À un moment donné, Charlotte s’est alors posée la question de son choix d’études. Avait-elle bien fait de choisir un master si spécifique ? N’aurait-elle pas du se rabattre sur une filière plus généraliste, ou à tout le moins différente ? Avec le recul, elle ne regrette rien. Elle est simplement consciente que ça va prendre du temps avant de trouver l’emploi qui lui corresponde, et qui soit à la hauteur de la valeur de son diplôme. Ce qu’elle déplore, c’est que les entreprises sont vite « effrayées » par un intitulé de diplôme tel que le sien. En effet, la sociologie de la migration et l’ethnicité est un domaine très spécifique. Mais pour Charlotte, ses diplômes représentent bien plus de connaissances générales acquises, que de compétences ultra-spécifiques – presque niches. Selon elle, le titre de son master n’est pas représentatif non plus de ce qu’elle peut apporter, en tant que personne, à une entreprise.
« Le diplôme est un concept qui remonte à des centaines d’années et je pense qu’il faudrait peut-être y réfléchir, valoriser d’autres alternatives sur le marché de l’emploi ».
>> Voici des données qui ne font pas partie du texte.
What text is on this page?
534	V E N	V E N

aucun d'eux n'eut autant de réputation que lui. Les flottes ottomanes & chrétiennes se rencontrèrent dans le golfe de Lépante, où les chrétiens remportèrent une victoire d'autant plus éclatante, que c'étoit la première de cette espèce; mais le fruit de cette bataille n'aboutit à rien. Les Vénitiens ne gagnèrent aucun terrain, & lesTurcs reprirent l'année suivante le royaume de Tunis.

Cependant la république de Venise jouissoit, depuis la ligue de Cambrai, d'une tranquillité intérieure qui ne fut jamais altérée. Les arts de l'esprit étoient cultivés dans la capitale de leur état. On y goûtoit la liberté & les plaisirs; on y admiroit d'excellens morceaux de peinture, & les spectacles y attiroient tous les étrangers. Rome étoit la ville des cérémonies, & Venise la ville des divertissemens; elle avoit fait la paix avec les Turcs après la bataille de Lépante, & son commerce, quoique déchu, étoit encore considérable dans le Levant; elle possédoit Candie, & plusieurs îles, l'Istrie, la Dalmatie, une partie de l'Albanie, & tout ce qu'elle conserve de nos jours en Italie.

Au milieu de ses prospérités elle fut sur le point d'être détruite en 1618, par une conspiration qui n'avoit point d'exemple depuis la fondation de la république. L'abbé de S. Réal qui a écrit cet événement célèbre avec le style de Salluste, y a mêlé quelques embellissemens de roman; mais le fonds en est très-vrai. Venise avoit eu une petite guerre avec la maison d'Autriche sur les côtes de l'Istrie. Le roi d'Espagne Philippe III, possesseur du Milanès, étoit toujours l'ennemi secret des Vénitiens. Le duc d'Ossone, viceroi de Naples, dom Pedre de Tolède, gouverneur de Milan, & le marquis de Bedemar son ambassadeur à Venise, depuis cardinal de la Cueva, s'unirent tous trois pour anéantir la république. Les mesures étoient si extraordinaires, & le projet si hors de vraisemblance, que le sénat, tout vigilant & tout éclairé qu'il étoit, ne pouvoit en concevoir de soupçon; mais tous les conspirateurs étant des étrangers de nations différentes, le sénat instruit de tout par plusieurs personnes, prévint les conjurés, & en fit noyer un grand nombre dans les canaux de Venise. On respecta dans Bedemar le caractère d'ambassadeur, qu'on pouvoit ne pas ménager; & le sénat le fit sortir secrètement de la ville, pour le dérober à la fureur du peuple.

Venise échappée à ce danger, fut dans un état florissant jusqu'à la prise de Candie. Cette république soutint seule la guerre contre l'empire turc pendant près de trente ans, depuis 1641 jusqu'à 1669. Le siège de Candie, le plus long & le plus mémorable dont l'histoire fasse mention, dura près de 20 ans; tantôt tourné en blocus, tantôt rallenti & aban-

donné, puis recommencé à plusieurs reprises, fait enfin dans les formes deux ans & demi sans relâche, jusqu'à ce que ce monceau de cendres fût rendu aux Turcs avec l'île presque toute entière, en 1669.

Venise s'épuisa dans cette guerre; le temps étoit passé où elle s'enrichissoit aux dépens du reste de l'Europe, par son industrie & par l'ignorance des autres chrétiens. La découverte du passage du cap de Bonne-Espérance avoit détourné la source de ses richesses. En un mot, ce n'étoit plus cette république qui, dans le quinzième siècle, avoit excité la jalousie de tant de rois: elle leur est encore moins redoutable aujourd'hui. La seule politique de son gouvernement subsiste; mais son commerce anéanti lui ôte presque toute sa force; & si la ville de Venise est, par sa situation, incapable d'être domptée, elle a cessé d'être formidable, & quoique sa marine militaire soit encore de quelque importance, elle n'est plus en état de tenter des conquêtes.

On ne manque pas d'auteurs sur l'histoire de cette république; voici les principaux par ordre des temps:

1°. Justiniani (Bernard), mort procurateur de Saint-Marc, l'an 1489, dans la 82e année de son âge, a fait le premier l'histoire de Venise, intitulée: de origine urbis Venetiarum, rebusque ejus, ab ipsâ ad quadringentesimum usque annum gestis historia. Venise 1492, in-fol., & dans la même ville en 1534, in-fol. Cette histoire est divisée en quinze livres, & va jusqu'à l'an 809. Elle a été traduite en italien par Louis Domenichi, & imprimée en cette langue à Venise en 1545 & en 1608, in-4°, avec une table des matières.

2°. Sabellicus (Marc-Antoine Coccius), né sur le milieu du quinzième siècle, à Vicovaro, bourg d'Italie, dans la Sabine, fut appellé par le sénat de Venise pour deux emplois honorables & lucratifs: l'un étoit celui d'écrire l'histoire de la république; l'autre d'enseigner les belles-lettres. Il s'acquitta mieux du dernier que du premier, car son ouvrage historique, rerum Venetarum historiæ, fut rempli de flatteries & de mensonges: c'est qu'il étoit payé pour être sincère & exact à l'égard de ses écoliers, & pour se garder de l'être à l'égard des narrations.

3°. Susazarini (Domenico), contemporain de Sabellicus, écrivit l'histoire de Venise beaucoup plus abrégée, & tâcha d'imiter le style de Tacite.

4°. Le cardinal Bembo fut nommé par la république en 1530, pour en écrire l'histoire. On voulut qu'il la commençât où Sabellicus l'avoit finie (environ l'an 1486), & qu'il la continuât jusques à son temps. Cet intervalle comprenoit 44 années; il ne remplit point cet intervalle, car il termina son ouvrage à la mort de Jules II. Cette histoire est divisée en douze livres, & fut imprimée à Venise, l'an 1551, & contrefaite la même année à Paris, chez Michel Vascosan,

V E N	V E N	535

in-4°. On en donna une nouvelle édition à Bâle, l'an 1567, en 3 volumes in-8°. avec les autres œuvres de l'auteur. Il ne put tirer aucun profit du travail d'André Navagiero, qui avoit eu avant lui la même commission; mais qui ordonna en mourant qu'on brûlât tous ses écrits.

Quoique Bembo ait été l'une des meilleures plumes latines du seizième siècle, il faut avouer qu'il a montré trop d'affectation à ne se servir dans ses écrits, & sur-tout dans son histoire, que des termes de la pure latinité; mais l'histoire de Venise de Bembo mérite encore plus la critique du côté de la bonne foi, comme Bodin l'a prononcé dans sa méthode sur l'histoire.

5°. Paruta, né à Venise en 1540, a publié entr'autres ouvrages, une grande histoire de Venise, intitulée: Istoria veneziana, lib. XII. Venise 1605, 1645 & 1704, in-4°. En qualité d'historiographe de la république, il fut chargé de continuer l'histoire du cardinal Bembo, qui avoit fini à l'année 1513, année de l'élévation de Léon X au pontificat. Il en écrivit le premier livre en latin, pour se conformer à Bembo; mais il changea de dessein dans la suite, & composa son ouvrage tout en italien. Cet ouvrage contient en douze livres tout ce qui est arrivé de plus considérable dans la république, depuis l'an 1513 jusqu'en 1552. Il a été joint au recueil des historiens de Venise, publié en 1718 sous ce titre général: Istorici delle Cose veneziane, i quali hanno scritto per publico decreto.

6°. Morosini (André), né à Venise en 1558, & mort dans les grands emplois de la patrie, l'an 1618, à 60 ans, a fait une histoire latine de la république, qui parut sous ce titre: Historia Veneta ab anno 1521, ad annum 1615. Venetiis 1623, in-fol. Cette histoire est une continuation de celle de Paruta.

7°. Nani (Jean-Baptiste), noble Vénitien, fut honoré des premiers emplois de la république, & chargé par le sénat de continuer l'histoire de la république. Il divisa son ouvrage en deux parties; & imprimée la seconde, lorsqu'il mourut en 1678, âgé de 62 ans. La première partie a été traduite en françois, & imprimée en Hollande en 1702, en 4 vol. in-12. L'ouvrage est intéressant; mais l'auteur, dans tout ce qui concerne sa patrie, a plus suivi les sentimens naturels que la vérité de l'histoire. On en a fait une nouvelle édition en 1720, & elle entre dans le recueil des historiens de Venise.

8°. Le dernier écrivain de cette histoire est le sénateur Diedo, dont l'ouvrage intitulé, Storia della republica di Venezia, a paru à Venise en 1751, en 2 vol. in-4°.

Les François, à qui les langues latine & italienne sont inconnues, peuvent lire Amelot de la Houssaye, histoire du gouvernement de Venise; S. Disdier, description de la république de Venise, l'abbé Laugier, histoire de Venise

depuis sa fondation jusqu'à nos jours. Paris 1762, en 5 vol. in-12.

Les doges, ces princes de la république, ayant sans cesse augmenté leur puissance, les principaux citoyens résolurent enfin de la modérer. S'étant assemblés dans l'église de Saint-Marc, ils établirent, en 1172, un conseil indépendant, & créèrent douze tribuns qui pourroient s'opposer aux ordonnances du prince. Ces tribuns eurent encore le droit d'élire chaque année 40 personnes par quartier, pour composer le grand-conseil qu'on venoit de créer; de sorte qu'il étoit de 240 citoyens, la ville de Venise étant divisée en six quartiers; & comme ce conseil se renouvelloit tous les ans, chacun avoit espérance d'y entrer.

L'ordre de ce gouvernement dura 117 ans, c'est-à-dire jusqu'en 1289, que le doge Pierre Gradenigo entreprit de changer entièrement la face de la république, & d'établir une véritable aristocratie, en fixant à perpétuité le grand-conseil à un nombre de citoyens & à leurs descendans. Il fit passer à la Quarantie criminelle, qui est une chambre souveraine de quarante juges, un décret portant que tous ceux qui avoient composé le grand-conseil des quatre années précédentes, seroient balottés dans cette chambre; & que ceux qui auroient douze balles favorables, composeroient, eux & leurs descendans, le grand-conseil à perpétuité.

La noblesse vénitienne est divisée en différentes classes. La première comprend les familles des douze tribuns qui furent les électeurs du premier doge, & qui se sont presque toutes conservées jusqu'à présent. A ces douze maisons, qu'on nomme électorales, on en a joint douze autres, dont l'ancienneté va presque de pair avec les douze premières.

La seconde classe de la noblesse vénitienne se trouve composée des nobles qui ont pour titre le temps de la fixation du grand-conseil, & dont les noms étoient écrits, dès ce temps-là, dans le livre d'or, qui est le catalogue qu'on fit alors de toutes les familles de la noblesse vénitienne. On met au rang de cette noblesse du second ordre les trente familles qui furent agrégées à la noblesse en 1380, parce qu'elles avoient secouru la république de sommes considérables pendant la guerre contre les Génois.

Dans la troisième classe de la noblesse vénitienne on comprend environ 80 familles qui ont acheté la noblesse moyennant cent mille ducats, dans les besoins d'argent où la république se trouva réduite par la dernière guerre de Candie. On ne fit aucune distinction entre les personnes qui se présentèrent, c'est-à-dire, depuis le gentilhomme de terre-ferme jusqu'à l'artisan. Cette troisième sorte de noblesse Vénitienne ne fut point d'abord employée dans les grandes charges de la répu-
Conscience que l’addition nouveauté et spécificité n’a pas joué en sa faveur pour l’instant, Charlotte ne se décourage pas. La société, et plus particulièrement le marché du travail, a souvent besoin d’un temps d’adaptation après la création de nouvelles filières. Charlotte continue de postuler pour les emplois qui l’intéressent vraiment et rappelle que « certes, le diplôme a beau avoir de la valeur abstraite, il faut savoir l’interpréter, c’est-à-dire que l’entreprise en face de toi puisse donner à ton diplôme la valeur qu’il a réellement ». Elle conclut : « Le diplôme, c’est bien pour avoir accès à des opportunités et pour être valorisé aux yeux des autres, mais ça ne fait pas tout. Le diplôme est un concept qui remonte à des centaines d’années et je pense qu’il faudrait peut-être y réfléchir, valoriser d’autres alternatives sur le marché de l’emploi ».